Improved Reinforced Concrete – Use Sand & No Gravel or Rebar

Please read my Build Structural Walls or Doors or Windows out of Paper or Cloth and Build InfraStructure Quickly, Easily and Cheaply pages first. This technology addresses permanent building solutions to replace our very expensive, heavy and thick re-inforced concrete.
Instead of using sand and gravel to form an aggregate, use just the sand. How is this going to work? Like other approaches on this site, a field will be applied to the sand within a mold-like structure.
This mold-like structure uses the cloth or screening material described in Build Structural Walls page above.
Let’s get a little outside the box, say you have a flexible/bendable/foldable/compressible, nearly two-inch thick (15/8s inch) fiberglass structure that is composed of squares that are 3/8″ x 3/8″ x 3/8″ (or more/less depending on the application); this becomes the replacement for gravel and rebar.
OK. Now, you have a mold that is 3 inches wide with 2-inch structural insert described above. Next, you fill the mold with sand; you can vibrate the sand from the outside of the mold to ensure even distribution.
Now, you set the sand into a permanent configuration. How? Again, using a field that bonds the sand particles together into a permanent, rock hard structure. Sand is silicon; it is a metal that can be welded. That is essentially what is being done by using this field; it is a form of cold welding. See my page on removing salt from concrete walls; that, too, is using a field with unusual properties.

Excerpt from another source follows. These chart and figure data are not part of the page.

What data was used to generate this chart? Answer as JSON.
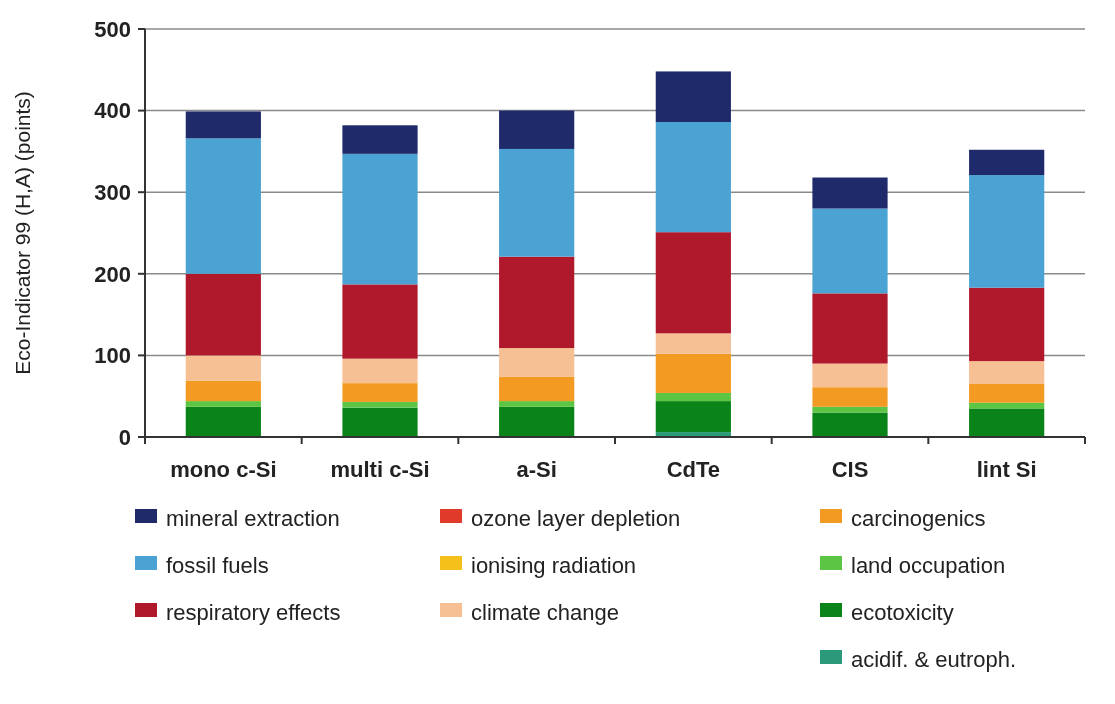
{
  "chart_data": {
    "type": "bar",
    "stacked": true,
    "ylabel": "Eco-Indicator 99 (H,A) (points)",
    "categories": [
      "mono c-Si",
      "multi c-Si",
      "a-Si",
      "CdTe",
      "CIS",
      "lint Si"
    ],
    "ylim": [
      0,
      500
    ],
    "yticks": [
      0,
      100,
      200,
      300,
      400,
      500
    ],
    "grid": "y",
    "legend": "bottom",
    "series": [
      {
        "name": "acidif. & eutroph.",
        "color": "#2a9a7a",
        "values": [
          0,
          0,
          0,
          6,
          0,
          0
        ]
      },
      {
        "name": "ecotoxicity",
        "color": "#0a8418",
        "values": [
          37,
          36,
          37,
          38,
          30,
          35
        ]
      },
      {
        "name": "land occupation",
        "color": "#5cc644",
        "values": [
          7,
          7,
          7,
          10,
          7,
          7
        ]
      },
      {
        "name": "carcinogenics",
        "color": "#f39a22",
        "values": [
          25,
          23,
          30,
          48,
          24,
          23
        ]
      },
      {
        "name": "climate change",
        "color": "#f7bf94",
        "values": [
          31,
          30,
          35,
          25,
          29,
          28
        ]
      },
      {
        "name": "ionising radiation",
        "color": "#f5c01a",
        "values": [
          0,
          0,
          0,
          0,
          0,
          0
        ]
      },
      {
        "name": "ozone layer depletion",
        "color": "#e03a2a",
        "values": [
          0,
          0,
          0,
          0,
          0,
          0
        ]
      },
      {
        "name": "respiratory effects",
        "color": "#b0182b",
        "values": [
          100,
          91,
          112,
          124,
          86,
          90
        ]
      },
      {
        "name": "fossil fuels",
        "color": "#4ba3d3",
        "values": [
          166,
          160,
          132,
          135,
          104,
          138
        ]
      },
      {
        "name": "mineral extraction",
        "color": "#1f2a6b",
        "values": [
          33,
          35,
          47,
          62,
          38,
          31
        ]
      }
    ]
  }
}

Great news, the sand does not have to be salt-free; you can use sand dredged from the ocean. Why? The sodium mixed in the sand (salt sand) actually makes the welding of the silicon stronger, but is not required for “normal” concrete strength.
So… instead of having reinforced concrete walls that are six or eight inches thick, they can be replaced with walls that are three or four inches thick, but are much stronger than the aggregate/rebar walls. Not only that, the timing of molding the sand is totally within the builders control and not dependent on when the concrete was activated and how long it has been hardening during transit and delays.
One last point, how much hardening (and strengthening) of the wall is totally under control of the builder. The Hardening or Welding field can be used to make a soft, medium or hard setting of the sand. This can be made harder latter, if desired/required.
The other major advantage is that the “new” hardened sand walls do not have any cracks; the silicon becomes a less dense form of glass that is much more flexible. It is stronger and about the same flexibility as reinforced concrete with aggregate and rebar. The other advantage is that the rebar does not expand with water seepage into the structure; there is no seepage and there is no rebar and, thus, no rust expansion cracks.